Once I was on an airplane, just settling in to read a book until I fell asleep, when my neighbor began an unsolicited conversation. She was a woman of about sixty-five, and her appearance and manner of speech suggested that I would not enjoy a conversation with her. Her speech was too warm, too familiar at our discourse’s start; it suggested that—as many others—she had projected a “likely” personality onto me. From past experience I knew that any attempts to rectify her misunderstanding would lead to awkward confrontation.

Therefore, I persisted in making a normal conversation; and more than simply answering her undirected questions and smiling ingratiatingly, I began to proffer her with my own. I was polite out of dreary spite—it seems my desire to sleep was strong that day.

But as we talked, it was revealed that I bore a resemblance to her grandson, who had recently been killed in a drunk-driving accident.
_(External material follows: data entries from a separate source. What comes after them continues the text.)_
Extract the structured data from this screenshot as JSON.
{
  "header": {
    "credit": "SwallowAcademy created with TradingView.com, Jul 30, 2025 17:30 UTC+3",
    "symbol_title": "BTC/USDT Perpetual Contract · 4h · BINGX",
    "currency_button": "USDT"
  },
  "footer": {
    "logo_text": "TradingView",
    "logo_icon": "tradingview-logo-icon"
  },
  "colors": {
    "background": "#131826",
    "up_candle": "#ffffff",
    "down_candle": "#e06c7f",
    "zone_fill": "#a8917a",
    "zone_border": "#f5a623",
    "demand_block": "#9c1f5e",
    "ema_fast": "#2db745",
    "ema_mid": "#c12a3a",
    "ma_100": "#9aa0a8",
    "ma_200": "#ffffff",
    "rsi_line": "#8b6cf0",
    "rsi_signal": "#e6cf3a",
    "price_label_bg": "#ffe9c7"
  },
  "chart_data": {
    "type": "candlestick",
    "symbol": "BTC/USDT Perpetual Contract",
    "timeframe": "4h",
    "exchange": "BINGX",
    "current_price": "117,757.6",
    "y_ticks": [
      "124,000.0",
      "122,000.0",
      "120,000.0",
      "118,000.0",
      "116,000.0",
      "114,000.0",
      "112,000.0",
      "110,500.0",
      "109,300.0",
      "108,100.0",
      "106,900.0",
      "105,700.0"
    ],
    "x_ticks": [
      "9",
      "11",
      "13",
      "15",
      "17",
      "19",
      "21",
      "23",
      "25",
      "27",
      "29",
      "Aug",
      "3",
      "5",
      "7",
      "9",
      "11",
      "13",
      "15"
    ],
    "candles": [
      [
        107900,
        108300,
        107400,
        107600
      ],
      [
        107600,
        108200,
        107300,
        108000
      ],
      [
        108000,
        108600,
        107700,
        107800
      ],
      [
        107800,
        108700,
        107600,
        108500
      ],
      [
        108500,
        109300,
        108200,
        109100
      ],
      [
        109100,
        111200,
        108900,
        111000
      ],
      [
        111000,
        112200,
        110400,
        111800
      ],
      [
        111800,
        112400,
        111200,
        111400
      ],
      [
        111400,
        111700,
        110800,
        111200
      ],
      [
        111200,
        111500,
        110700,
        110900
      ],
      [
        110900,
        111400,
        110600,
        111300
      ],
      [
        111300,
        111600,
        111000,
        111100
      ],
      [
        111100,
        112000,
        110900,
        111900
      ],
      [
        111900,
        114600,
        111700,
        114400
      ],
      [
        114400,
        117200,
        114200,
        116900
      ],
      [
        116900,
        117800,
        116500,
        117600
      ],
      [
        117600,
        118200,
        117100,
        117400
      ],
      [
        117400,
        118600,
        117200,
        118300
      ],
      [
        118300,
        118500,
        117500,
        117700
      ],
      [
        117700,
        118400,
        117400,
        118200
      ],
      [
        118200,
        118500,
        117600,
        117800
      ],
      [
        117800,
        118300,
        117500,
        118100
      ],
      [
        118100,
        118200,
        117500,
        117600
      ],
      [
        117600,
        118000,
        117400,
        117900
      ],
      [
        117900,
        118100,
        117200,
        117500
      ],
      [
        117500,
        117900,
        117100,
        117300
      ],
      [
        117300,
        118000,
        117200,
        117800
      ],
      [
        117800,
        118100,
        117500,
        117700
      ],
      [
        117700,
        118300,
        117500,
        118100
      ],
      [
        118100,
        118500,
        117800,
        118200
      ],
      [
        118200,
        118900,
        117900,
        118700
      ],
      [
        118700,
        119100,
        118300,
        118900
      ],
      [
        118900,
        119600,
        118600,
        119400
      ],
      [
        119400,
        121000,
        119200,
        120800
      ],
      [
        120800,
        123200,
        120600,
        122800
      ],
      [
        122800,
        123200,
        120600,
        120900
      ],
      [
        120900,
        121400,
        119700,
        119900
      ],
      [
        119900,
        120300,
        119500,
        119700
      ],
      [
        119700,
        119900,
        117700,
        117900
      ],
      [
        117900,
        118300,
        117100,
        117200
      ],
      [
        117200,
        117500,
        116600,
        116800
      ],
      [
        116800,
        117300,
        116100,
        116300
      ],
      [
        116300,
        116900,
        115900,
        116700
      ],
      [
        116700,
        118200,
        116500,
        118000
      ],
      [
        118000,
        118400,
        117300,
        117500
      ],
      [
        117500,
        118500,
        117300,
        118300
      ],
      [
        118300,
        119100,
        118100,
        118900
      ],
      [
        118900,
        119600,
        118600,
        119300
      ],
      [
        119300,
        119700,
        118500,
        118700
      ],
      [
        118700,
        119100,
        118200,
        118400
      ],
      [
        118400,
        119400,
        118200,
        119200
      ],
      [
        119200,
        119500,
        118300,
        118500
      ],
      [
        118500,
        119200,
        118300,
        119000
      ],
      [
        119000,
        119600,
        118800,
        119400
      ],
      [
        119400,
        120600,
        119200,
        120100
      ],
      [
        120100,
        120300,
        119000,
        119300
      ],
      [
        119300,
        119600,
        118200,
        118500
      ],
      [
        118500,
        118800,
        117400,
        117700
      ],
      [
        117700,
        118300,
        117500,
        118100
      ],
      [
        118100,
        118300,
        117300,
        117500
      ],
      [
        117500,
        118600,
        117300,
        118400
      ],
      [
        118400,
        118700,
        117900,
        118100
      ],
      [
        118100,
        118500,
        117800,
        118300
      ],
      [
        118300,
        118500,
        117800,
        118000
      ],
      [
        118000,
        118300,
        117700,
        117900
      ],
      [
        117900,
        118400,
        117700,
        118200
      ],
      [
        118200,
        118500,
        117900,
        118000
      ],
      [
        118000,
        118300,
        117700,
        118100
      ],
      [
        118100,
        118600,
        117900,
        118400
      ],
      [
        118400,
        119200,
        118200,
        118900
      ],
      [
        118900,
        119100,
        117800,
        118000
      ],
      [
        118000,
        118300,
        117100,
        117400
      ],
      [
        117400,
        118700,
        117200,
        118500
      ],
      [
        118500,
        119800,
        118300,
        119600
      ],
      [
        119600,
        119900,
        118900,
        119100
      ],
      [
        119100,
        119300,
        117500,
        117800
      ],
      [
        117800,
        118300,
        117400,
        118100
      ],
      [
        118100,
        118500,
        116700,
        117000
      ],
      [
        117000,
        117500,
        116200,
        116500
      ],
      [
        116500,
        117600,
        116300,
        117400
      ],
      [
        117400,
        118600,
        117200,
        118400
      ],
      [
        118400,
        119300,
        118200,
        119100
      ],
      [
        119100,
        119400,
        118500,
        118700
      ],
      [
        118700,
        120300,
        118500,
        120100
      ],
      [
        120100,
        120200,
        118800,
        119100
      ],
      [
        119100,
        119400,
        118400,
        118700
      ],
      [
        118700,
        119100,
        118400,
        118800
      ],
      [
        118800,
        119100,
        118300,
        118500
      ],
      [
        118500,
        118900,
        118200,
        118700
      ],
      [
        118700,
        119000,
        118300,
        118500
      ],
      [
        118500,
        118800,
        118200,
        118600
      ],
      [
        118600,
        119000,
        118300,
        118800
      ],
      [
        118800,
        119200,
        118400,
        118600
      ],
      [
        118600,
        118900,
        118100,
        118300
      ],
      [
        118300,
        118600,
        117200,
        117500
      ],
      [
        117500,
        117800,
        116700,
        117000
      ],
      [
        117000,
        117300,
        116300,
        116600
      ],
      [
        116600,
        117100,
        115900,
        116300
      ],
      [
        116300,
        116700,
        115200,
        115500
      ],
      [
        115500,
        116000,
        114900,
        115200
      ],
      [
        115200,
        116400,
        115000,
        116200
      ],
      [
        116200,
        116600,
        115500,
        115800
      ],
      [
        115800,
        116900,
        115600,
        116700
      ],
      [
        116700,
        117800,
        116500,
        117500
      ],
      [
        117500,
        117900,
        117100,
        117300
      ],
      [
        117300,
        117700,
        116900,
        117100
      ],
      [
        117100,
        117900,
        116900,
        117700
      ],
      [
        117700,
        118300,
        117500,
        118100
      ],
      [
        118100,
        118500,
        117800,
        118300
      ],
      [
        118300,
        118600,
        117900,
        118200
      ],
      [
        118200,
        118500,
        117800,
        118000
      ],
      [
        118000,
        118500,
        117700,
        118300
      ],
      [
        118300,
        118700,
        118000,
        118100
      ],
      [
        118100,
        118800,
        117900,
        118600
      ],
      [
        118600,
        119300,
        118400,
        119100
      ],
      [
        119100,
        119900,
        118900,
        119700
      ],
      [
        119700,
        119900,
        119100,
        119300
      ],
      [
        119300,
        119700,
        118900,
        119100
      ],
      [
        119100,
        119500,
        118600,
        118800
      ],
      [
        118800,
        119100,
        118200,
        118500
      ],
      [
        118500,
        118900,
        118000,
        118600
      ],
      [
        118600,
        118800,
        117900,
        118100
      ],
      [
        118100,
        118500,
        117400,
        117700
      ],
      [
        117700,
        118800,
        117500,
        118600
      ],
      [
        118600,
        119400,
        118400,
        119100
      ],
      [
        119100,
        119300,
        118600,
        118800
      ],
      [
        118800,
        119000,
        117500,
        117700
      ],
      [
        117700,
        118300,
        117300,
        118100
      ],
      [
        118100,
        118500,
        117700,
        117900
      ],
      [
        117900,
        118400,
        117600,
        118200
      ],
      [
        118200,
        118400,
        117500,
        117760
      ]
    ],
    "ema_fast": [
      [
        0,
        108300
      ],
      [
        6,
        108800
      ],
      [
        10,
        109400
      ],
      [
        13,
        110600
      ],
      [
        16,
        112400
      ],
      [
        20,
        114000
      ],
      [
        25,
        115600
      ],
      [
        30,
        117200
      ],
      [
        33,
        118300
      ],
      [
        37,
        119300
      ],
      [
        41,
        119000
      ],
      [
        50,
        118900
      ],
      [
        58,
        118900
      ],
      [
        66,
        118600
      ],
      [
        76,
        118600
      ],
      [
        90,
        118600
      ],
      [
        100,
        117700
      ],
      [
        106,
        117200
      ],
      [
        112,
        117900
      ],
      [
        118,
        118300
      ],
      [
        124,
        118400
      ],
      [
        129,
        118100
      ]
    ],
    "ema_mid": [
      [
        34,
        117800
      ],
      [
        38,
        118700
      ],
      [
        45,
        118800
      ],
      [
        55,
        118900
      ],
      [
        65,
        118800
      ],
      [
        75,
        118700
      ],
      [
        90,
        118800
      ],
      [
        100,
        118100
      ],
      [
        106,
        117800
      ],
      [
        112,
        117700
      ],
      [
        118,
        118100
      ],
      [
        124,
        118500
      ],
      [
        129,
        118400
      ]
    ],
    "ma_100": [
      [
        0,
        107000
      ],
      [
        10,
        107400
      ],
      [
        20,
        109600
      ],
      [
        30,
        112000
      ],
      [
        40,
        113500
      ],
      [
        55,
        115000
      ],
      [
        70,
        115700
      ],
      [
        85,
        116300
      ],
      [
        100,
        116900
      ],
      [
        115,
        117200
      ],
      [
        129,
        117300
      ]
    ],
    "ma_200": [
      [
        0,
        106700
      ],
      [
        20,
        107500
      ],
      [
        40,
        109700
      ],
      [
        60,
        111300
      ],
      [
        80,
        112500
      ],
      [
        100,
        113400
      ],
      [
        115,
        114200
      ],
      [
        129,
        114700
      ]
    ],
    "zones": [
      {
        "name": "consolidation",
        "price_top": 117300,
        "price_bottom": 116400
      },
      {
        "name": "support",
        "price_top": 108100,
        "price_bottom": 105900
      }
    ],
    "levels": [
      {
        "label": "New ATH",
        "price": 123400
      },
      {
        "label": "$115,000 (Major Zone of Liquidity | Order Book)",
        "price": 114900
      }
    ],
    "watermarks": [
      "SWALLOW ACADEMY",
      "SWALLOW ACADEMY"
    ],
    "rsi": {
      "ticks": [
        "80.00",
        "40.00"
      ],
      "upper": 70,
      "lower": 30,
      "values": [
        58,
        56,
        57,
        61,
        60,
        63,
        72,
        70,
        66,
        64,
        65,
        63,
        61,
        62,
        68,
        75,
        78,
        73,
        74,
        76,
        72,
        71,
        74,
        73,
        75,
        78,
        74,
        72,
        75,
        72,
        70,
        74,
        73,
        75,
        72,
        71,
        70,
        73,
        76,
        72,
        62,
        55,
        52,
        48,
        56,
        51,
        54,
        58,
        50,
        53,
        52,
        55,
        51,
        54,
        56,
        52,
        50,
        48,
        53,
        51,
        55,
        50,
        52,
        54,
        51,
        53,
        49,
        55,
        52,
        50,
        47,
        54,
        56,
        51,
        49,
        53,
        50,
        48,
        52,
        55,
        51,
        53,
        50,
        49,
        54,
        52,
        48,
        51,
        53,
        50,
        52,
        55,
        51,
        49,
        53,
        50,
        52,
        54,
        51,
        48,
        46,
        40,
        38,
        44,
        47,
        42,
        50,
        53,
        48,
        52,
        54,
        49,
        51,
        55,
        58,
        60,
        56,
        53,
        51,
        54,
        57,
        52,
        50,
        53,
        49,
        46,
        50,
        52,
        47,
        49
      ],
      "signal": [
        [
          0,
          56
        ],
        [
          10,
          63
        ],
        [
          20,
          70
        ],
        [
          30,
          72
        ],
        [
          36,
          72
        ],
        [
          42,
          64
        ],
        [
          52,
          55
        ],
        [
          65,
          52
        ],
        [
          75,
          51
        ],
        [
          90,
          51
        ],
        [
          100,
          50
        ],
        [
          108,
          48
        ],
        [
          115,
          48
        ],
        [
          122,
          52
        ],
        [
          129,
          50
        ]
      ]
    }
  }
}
That I reminded her of him may or may not have been true, but her saying so put me in a compounded awkward position, and one that she did not immediately excuse me from. Most of the time, the imposer of such a comparison would recognize the uneasiness of the person being observed. But instead of apologizing or undermining the seriousness of her comparison, as a person who still wanted to live might have done, she simply let the statement hang: “You are about his age, if he were still alive. You look a lot like him.”

The sustained conversational pressure forced me to make a decision: could I still resent her? It was a theoretical impasse. The death of her son was unfortunate, unnecessary, even tragic, but it didn’t endear me to her at all. Bad things happen to all kinds of people, after all, and the misfortunes of a person’s life should not make them any more virtuous. Ultimately I found that there was no reason to dislike her, but at the same time there was no reason to empathize with her either. So while my hostility to this nap-blocking woman had dissipated, more than anything I was simply glad that she had not seen my nonsensical resentment. What point is there in worsening the existing human condition?

Now I am polite to all strangers, no matter how strange their appearance. It is a simple way to deal with simple people.